Hexadecimal Sphere Concept Sketch of 2003
Hexadecimal Sphere stage one, working out the size and proportions in foam and cardboard
Hexadecimal Sphere adding platelets to see what size and shape they will need to be. Ultimately I chose to go with rounds! Drawing and cutting out the base here too with the craft knife.
Hexadecimal Sphere Here you can see the foamy with plates and some plastic tubes to show the flow of the legs, its sitting on a card board base of the approximate shape of the finnished base metal. NOTE: concept drawing on the wall behind!
More plates on the sphere and the base is done to the first design. Holes are leg placements, and short convoluted metal tubes are dummies for the final leg components.
Starting to cut and shape the foamy base… I started with card board to get the overall shape and proportion, then I moved to foam to make the 3D shape and form
The foam base fitted in place to check the look and feel of the 3D form of the liquid metal base. This idea ended up being frozen metal and not liquid because of the kind of finishes I could achieve… more on this later.

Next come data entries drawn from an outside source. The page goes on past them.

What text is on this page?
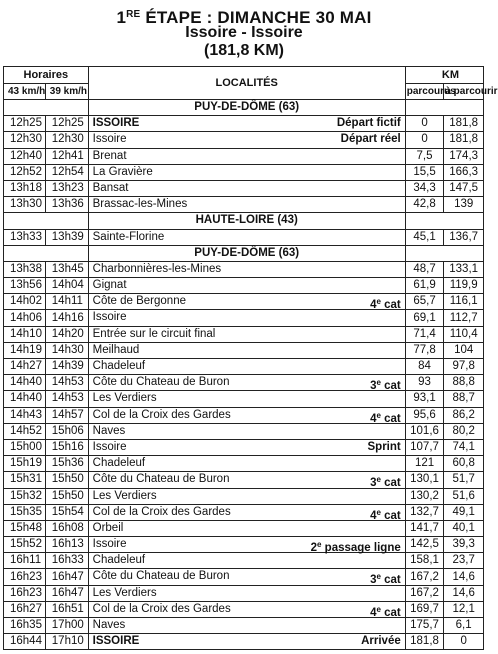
1RE ÉTAPE : DIMANCHE 30 MAI
Issoire - Issoire
(181,8 KM)
Horaires		LOCALITÉS	KM	
43 km/h	39 km/h		parcourus	à parcourir
		PUY-DE-DÔME (63)		
12h25	12h25	ISSOIRE Départ fictif	0	181,8
12h30	12h30	Issoire Départ réel	0	181,8
12h40	12h41	Brenat	7,5	174,3
12h52	12h54	La Gravière	15,5	166,3
13h18	13h23	Bansat	34,3	147,5
13h30	13h36	Brassac-les-Mines	42,8	139
		HAUTE-LOIRE (43)		
13h33	13h39	Sainte-Florine	45,1	136,7
		PUY-DE-DÔME (63)		
13h38	13h45	Charbonnières-les-Mines	48,7	133,1
13h56	14h04	Gignat	61,9	119,9
14h02	14h11	Côte de Bergonne 4e cat	65,7	116,1
14h06	14h16	Issoire	69,1	112,7
14h10	14h20	Entrée sur le circuit final	71,4	110,4
14h19	14h30	Meilhaud	77,8	104
14h27	14h39	Chadeleuf	84	97,8
14h40	14h53	Côte du Chateau de Buron 3e cat	93	88,8
14h40	14h53	Les Verdiers	93,1	88,7
14h43	14h57	Col de la Croix des Gardes 4e cat	95,6	86,2
14h52	15h06	Naves	101,6	80,2
15h00	15h16	Issoire Sprint	107,7	74,1
15h19	15h36	Chadeleuf	121	60,8
15h31	15h50	Côte du Chateau de Buron 3e cat	130,1	51,7
15h32	15h50	Les Verdiers	130,2	51,6
15h35	15h54	Col de la Croix des Gardes 4e cat	132,7	49,1
15h48	16h08	Orbeil	141,7	40,1
15h52	16h13	Issoire 2e passage ligne	142,5	39,3
16h11	16h33	Chadeleuf	158,1	23,7
16h23	16h47	Côte du Chateau de Buron 3e cat	167,2	14,6
16h23	16h47	Les Verdiers	167,2	14,6
16h27	16h51	Col de la Croix des Gardes 4e cat	169,7	12,1
16h35	17h00	Naves	175,7	6,1
16h44	17h10	ISSOIRE Arrivée	181,8	0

The base of now frozen metal cut out from acrylic sheet 25mm thick.
Routing the edges to start the tedious shaping procedure… power filing to come.
…now for loads of power filing to get the smooth flattened plastic / liquid shape look…
After lots of shaping you can see the forms are starting to look very similar…
Cutting the legs to length from 20mm ID Stainless Steel convolute tube 0.2mm wall thickness. This really expensive stuff, last time I priced it this tubing was quoted at around $600 AU per meter! …and that was in the late 1990’s
hand shaping using grey primer to check the surface continuity…
Leg sockets machined into acrylic using a spade bit as shown in the next image below… then the holes are raduised around the edges and hand blended into the surrounding surface to replicate the softness of a plastic deformation of a soft semi molten metal that has subsequently become frozen…
Spade drill bit and an air powered Die Grinder are used to rough out the leg sockets and radius the edges. Using an Olive shaped Carbide Bit in the Die Grinder.
Its getting there… notice the slight concave curve on the image left ( your right hand side ) this is where I started to change the shape and move away from the idea of having satelite blobs along side the main metal base… and so the shape needed to reflect this one piece result… more shaping to be done on this edge…
More aggressive shaping going one here to get to a more believable blob…
The basic shaped parts, base is in undercoat and the rounds are clear, legs have been polished in the grooves and brushed on the outside of the rounds. This treatment makes the legs look fatter and stronger.
Testing the 5 inch screen… shown here running Ubuntu GNU/Linux.
Desktop looking good, colour and resolution look good for the size as well as the contrast.
Cutting out Rounds for to cover the sphere body. These are square to start with then I made a jig to cut them into flat rounds, then another jig to head form them into sections of a sphere to match the sphere body.
Squares cut from strips. These squares will be next cut into rounds…
Cutting into rounds…
Heat bending the rounds into spheroids with an arbor press and a hot air gun. The bowl is a thick walled zinc bowl from Ikea that I machined in the Lathe to clean up the surface for a cleaner heat forming result.
Top sphere with screen in extended position. Just testing the fitment of these parts.